Thursday, December 27, 2007

Official Handbook

I talk about process a fair amount, particularly as it relates to testing and as I've seen it used. To a certain extent, process doesn't matter: you don't ship process; you ship a product. However, the process use (and the mere fact of using a process at all) can greatly affect the product you ship.
Most processes I've worked on are based on standard processes that we've all heard of - RUP, XP, SCRUM, etc. - but they're pretty much all adapted to fit the needs of the company. And the processes themselves pretty much allow for that. One example is that we claim we're doing XP here, but we don't actually work directly with customers all the time. Instead, we work with a product manager who speaks for the customer. Does this mean we're not doing XP? Sure, in the strictest sense we're not doing XP. But if I tell someone we are doing XP, they will understand 95% of what we do and more importantly how we approach problems.

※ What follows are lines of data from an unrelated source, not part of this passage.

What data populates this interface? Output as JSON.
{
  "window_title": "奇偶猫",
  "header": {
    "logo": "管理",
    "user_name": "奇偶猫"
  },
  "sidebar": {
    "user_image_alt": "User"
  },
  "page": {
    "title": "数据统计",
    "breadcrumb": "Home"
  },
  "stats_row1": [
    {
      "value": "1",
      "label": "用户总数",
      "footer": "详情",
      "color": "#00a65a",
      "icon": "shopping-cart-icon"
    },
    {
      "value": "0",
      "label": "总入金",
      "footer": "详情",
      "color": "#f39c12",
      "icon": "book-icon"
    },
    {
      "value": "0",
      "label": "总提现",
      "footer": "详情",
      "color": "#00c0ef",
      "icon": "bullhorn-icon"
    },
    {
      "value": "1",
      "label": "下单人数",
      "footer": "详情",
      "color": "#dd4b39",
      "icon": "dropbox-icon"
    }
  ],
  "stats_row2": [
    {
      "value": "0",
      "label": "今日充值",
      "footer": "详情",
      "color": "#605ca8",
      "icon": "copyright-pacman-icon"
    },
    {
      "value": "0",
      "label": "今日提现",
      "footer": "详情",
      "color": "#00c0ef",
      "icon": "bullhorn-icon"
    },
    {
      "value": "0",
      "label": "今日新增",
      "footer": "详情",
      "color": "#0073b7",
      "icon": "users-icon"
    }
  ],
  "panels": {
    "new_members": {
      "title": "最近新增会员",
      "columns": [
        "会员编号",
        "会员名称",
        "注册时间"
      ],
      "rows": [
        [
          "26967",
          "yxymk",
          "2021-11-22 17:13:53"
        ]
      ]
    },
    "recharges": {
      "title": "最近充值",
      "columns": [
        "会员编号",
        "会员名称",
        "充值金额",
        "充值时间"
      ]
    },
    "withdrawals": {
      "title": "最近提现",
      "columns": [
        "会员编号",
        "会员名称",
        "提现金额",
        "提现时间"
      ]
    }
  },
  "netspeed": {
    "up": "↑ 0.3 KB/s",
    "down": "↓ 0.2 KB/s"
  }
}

That got me to thinking, though. I've seen variations on most processes I've worked on. So what's the official handbook for various processes?
  • RUP
  • SCRUM (there are a lot of links on this one, but I think I've included the most official). I find SCRUM to be one of the more adaptive and adaptable processes, and I think that's reflected in the very active community around it.
  • XP. This is another very active community with a lot of proponents and a lot of people evolving the process.
If you're going to deviate from the specifically defined process, whatever it is, that's okay by me. Just make sure you know what the specifically defined process is and why you're deviating from it. If it's for good pragmatic (not lazy!) reasons, then I say do what works for you.
Don't let process adherence keep you from shipping good product.